New Delhi: India is in the midst of a ‘growth recession’ that is being run through extreme centralisation of power in the Prime Minister’s Office (PMO) and powerless ministers, claimed former Reserve Bank of India (RBI) governor Raghuram Rajan, amid the ongoing slowdown. Voicing his opinion in India Today magazine, Rajan recommended measures to curb the crisis. He pitched for reforms to liberalise capital, land and labour markets, and spur investment as well as growth.

To boost competition and improve domestic efficiency, Rajan suggested India to join free-trade agreements. He also asked the Centre to acknowledge the problem to address the slowdown.

“The starting point has to be to recognise the magnitude of the problem, to not brand every internal or external critic as politically-motivated, and to stop believing that the problem is temporary and that suppressing bad news and inconvenient surveys will make it go away,” he wrote.

Furthermore, he added,”To understand what has gone wrong, we need to start first with the centralised nature of the current government. Not just decision-making but also ideas and plans emanate from a small set of personalities around the Prime Minister and in the Prime Minister’s Office (PMO). That works well for the party’s political and social agenda, which is well laid out, and where all these individuals have domain expertise. It works less well for economic reforms, where there is less of a coherent articulated agenda at the top, and less domain knowledge of how the economy works at the national rather than state level.”

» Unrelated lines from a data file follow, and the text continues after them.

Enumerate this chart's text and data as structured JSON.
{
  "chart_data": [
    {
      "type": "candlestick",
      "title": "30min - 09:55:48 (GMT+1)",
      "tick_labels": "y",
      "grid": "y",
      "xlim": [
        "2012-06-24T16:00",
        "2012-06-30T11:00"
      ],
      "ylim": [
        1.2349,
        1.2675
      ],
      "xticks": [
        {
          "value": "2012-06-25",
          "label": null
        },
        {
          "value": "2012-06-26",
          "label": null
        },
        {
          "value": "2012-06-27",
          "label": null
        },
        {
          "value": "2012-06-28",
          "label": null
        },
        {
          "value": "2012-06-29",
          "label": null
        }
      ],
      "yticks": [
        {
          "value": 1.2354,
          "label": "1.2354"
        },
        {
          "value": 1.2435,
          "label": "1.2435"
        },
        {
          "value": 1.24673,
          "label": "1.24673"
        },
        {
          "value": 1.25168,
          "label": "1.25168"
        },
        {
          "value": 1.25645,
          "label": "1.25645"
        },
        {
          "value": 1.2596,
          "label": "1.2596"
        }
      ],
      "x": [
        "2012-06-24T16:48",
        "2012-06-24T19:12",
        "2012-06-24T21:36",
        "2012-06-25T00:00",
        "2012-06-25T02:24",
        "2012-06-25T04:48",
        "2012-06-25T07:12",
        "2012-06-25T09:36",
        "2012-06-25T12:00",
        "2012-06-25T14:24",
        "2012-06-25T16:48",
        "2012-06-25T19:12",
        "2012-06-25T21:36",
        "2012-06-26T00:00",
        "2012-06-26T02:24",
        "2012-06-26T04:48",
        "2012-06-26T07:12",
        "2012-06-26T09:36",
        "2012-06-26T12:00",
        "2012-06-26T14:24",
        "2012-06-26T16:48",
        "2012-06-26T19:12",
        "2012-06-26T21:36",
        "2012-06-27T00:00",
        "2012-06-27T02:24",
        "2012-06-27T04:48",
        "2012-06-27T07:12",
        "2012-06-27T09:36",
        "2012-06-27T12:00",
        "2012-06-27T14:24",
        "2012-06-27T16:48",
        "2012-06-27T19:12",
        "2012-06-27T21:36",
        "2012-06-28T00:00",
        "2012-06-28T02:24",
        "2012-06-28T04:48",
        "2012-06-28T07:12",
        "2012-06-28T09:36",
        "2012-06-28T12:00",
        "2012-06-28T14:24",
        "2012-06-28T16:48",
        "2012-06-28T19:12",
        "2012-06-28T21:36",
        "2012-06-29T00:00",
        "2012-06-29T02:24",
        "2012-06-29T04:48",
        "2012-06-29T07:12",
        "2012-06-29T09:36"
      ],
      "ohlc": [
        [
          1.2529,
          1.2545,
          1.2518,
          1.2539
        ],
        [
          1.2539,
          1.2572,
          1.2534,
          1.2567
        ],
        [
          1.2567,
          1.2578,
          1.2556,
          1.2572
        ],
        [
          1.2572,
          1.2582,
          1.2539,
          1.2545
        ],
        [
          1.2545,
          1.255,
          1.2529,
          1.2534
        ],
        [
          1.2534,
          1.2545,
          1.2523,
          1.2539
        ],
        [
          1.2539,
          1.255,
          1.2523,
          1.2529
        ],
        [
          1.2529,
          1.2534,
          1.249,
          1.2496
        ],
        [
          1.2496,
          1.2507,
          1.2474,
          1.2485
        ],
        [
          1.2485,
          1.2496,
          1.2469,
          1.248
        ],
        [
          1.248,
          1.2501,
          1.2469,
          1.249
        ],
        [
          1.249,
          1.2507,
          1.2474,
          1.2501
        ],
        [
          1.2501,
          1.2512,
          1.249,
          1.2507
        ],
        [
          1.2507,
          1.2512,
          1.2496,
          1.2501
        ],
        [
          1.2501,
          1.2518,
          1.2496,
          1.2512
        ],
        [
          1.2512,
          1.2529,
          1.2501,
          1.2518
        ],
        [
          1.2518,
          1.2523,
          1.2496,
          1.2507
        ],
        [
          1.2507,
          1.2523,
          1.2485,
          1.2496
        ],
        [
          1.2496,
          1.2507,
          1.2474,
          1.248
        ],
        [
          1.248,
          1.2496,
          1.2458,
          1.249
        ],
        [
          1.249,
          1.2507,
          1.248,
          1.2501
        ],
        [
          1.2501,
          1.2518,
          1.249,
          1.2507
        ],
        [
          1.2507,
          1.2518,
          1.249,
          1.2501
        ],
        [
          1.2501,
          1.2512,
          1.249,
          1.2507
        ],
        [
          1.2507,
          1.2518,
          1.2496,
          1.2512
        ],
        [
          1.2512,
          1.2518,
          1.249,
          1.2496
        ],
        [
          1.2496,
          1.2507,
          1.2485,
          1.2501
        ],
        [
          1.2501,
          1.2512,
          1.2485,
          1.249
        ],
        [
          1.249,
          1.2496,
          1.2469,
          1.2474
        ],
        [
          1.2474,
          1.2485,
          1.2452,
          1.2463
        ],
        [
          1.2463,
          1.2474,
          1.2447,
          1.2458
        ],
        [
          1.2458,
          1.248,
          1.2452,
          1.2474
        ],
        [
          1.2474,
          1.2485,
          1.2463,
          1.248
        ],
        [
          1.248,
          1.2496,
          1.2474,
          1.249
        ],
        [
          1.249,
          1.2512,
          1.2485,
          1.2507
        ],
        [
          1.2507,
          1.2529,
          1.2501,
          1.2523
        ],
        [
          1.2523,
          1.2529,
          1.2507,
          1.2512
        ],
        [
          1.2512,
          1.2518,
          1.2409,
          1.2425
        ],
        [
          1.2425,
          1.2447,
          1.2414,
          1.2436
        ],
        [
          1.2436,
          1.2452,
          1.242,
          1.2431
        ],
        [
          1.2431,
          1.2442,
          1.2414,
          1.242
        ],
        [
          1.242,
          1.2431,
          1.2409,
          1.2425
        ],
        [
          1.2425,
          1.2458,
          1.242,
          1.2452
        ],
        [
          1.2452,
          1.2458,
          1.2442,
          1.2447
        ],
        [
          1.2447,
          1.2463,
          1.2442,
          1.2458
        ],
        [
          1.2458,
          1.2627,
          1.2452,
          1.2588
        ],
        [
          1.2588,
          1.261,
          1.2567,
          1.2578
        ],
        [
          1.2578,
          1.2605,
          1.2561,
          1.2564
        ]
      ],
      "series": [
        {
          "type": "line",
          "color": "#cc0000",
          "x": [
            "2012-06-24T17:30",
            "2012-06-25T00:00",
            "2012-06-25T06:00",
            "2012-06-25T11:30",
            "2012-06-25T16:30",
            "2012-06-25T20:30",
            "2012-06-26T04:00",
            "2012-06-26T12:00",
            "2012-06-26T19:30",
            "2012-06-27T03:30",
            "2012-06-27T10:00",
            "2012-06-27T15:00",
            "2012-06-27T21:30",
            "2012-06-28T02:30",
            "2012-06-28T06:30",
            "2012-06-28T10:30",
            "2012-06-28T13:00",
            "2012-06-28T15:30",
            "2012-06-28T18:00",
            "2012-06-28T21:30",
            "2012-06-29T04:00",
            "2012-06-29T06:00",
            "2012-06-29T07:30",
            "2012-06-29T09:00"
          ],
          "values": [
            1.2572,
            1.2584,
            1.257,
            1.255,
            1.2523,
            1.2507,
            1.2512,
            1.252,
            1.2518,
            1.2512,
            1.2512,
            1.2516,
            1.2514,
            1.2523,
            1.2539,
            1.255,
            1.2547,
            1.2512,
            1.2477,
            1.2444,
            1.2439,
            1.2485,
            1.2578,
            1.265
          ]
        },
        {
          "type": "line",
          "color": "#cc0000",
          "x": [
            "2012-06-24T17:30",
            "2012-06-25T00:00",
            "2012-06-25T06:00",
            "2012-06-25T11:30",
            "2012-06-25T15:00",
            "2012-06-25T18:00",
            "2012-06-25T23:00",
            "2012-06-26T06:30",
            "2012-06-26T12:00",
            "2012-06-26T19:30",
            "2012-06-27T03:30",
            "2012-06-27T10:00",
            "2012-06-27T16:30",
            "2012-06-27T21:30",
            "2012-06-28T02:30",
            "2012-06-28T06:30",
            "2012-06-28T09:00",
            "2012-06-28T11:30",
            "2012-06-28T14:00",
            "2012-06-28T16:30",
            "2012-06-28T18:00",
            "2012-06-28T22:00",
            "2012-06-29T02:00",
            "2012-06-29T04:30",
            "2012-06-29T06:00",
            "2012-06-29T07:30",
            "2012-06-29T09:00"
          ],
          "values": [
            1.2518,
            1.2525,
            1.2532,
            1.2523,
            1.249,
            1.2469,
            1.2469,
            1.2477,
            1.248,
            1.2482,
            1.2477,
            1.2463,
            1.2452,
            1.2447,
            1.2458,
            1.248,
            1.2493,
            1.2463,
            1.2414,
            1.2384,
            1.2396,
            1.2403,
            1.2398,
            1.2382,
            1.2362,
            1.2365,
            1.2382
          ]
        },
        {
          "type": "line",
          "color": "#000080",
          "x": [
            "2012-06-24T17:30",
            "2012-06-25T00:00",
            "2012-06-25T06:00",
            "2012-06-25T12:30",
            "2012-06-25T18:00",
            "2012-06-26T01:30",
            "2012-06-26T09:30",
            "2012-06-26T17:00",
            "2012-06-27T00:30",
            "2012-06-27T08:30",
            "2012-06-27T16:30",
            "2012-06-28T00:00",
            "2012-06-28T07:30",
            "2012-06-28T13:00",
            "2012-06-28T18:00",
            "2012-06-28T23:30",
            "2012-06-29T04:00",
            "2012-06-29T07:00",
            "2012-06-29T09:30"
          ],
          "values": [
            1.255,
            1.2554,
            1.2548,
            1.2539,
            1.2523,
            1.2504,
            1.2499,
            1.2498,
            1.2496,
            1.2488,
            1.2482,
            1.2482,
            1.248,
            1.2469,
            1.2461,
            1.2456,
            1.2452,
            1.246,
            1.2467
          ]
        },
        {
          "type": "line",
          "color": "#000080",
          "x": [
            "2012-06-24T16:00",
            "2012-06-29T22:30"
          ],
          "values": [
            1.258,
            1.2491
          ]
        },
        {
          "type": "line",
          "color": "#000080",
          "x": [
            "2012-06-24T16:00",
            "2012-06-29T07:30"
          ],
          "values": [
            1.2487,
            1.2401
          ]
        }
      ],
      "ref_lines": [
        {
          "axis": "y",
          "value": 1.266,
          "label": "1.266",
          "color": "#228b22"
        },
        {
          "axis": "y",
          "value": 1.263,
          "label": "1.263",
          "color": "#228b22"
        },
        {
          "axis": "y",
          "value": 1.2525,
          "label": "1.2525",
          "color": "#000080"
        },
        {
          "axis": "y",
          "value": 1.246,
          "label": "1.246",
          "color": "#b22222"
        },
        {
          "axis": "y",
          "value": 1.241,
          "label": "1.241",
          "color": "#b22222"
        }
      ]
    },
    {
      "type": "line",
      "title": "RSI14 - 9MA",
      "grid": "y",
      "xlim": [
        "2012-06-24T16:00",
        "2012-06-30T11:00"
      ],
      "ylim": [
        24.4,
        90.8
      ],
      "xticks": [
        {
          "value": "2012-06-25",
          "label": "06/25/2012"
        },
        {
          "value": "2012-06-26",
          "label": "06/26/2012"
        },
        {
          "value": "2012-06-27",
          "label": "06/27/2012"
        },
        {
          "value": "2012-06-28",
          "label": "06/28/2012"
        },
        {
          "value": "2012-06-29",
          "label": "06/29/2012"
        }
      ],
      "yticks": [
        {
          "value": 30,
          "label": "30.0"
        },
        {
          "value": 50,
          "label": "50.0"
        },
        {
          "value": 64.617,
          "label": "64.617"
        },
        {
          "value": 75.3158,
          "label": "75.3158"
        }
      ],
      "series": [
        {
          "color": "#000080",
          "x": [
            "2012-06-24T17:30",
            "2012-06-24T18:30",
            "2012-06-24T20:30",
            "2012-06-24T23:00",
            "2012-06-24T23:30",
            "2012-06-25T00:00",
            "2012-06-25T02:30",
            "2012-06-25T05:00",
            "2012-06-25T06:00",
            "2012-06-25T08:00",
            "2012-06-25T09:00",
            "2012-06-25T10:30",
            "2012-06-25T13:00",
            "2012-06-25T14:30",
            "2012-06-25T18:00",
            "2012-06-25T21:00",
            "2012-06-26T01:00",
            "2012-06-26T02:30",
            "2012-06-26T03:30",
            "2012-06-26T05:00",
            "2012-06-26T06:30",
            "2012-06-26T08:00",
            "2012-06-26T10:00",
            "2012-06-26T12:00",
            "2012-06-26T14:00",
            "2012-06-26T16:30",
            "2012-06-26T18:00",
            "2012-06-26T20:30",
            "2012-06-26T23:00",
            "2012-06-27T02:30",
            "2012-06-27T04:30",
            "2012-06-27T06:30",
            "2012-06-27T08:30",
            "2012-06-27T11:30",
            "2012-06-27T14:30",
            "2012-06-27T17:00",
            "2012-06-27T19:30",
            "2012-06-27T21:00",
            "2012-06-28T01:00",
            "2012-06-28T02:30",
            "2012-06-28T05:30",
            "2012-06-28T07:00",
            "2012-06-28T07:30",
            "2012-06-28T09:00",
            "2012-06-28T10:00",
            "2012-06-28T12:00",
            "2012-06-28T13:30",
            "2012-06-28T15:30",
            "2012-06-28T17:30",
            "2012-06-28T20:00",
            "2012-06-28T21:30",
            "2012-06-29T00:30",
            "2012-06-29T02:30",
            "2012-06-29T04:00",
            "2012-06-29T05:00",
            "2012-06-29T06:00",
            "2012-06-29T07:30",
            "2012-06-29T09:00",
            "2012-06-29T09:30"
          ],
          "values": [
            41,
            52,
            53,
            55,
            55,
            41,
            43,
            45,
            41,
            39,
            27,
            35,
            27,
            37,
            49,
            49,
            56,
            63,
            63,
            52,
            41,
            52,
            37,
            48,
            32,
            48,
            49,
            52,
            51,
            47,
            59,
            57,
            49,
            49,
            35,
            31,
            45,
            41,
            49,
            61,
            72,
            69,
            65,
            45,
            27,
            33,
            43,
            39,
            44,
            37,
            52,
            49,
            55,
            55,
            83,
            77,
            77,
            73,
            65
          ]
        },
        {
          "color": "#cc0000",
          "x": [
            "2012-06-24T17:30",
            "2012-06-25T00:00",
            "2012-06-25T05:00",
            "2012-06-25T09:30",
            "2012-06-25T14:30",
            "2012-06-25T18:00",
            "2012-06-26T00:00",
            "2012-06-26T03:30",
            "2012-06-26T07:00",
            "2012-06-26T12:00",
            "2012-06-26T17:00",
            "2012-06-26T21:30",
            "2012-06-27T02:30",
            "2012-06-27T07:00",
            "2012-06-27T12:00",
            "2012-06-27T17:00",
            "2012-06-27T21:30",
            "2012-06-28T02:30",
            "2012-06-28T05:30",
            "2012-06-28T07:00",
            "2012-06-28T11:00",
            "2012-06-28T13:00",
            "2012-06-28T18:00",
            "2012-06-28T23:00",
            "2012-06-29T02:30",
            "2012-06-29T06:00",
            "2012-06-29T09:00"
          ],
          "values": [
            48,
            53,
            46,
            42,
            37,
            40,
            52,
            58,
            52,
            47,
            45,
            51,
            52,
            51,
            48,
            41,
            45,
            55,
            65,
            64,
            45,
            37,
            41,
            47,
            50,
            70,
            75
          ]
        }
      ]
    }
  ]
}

He also acknowledged that the present NDA-led government ‘inherited some of the problems from the previous Congress-led UPA regime’ but after five-and-a-half years those problems needed to be resolved.  “Even if some of the problems are legacies, the government, after five-and-a-half years in power, needs to resolve them. A massive new reform thrust is needed, accompanied by a change in how the administration governs,” Rajan asserted.

Rajan also advised the government to refrain from cutting personal income tax rates for the middle-class for now. Talking about the government’s aim of becoming USD 5 trillion economy by 2024, the former RBI governor said,”The repeated government allusion to a USD 5-trillion-economy by 2024 seem increasingly unrealistic.”